When would you do matrix addition and multiplication to the same matrix? Matrix addition, where we add corresponding elements to eachother, is much more similar to scalar addition, than matrix multiplication, where we add linear combinations of sub-vectors of the matrices, is to scalar multiplication.
It seems to me that matrix multiplication and addition are used for completely different purposes. The typical application of matrix multiplication is to matrices that represent a system of linear equations, but the typical application of matrix addition is to matrices that represent quantities of variables that have some 2 dimensional relation to eachother. An  example of the latter is a matrix who's row represents gender, and who's column represents an age group, and where each entry represents the amount of people in that age group and gender. This example does not represent a system of linear equations, so matrix multiplication seems to be meaningless.
So my question is, is there ever a situation when the matrix addition and multiplication operation are both meaningful on a certain matrix?
 A: Suppose we apply the linear transformations $A$, then $B$, but this application comes with an error (this can occur in signal-processing applications for example, where the transformations may represent the signal passes through a filter or echoes in a room.) If we call the errors $M,N$, we can write the result (for $s$ a signal vector) as $$B(As+M)+N$$
While the errors are unknown they are "small" in relation to $A,B$. This sort of model is used in real applications.
A: Matrices are simply linear functions represented w.r.t a given basis. So if we have matrices A and B then they represent functions which we'll call $T:\mathbb{R}^n \rightarrow \mathbb{R}^m$ and $S:\mathbb{R}^k \rightarrow \mathbb{R}^p$ respectively.

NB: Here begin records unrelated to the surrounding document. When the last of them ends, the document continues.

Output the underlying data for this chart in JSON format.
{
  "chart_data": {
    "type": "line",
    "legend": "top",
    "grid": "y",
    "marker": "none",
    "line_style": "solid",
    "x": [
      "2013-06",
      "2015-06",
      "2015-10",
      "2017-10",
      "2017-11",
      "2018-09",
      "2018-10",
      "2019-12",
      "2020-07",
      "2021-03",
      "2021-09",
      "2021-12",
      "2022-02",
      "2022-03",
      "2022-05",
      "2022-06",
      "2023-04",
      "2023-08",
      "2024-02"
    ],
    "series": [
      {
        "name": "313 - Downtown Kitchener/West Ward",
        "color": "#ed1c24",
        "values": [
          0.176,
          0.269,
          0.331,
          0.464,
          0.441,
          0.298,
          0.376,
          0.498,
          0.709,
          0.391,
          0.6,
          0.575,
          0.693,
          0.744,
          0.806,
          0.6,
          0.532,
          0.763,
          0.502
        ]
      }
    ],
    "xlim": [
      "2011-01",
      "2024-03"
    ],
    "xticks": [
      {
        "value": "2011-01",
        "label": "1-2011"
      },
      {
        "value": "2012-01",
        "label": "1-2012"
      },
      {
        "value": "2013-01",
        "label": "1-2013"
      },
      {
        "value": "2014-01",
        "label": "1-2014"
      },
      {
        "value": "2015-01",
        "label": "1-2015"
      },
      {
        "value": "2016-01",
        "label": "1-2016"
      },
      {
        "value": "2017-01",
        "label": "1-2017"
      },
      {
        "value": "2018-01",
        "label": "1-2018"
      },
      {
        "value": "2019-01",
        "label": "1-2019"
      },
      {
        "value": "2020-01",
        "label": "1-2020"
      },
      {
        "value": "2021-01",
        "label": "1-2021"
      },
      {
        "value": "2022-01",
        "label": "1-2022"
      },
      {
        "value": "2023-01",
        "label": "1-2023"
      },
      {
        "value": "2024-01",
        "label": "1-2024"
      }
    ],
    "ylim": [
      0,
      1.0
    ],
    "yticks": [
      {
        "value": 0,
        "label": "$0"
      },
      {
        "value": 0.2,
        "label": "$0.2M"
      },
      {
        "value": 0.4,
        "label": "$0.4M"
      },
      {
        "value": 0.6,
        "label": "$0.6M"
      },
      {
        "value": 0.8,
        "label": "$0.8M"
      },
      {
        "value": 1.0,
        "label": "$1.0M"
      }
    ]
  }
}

Then if $n=k$ and $m=p$, the matrix C = A + B represents the linear map, 
$$
F :\mathbb{R}^n \rightarrow \mathbb{R}^m\\
F(v) := T(v) + S(v)
$$
And if $n=p$, the matrix D = AB represents the linear map,
$$
G :\mathbb{R}^k \rightarrow \mathbb{R}^m\\
G(v):= T(S(v)).
$$ 
Hence multiplication and addition of matrices is so defined as to allow us to 'add' and compose linear transformations entirely using matrices. In this respect the definition of addition and multiplication of matrices is always meaningful.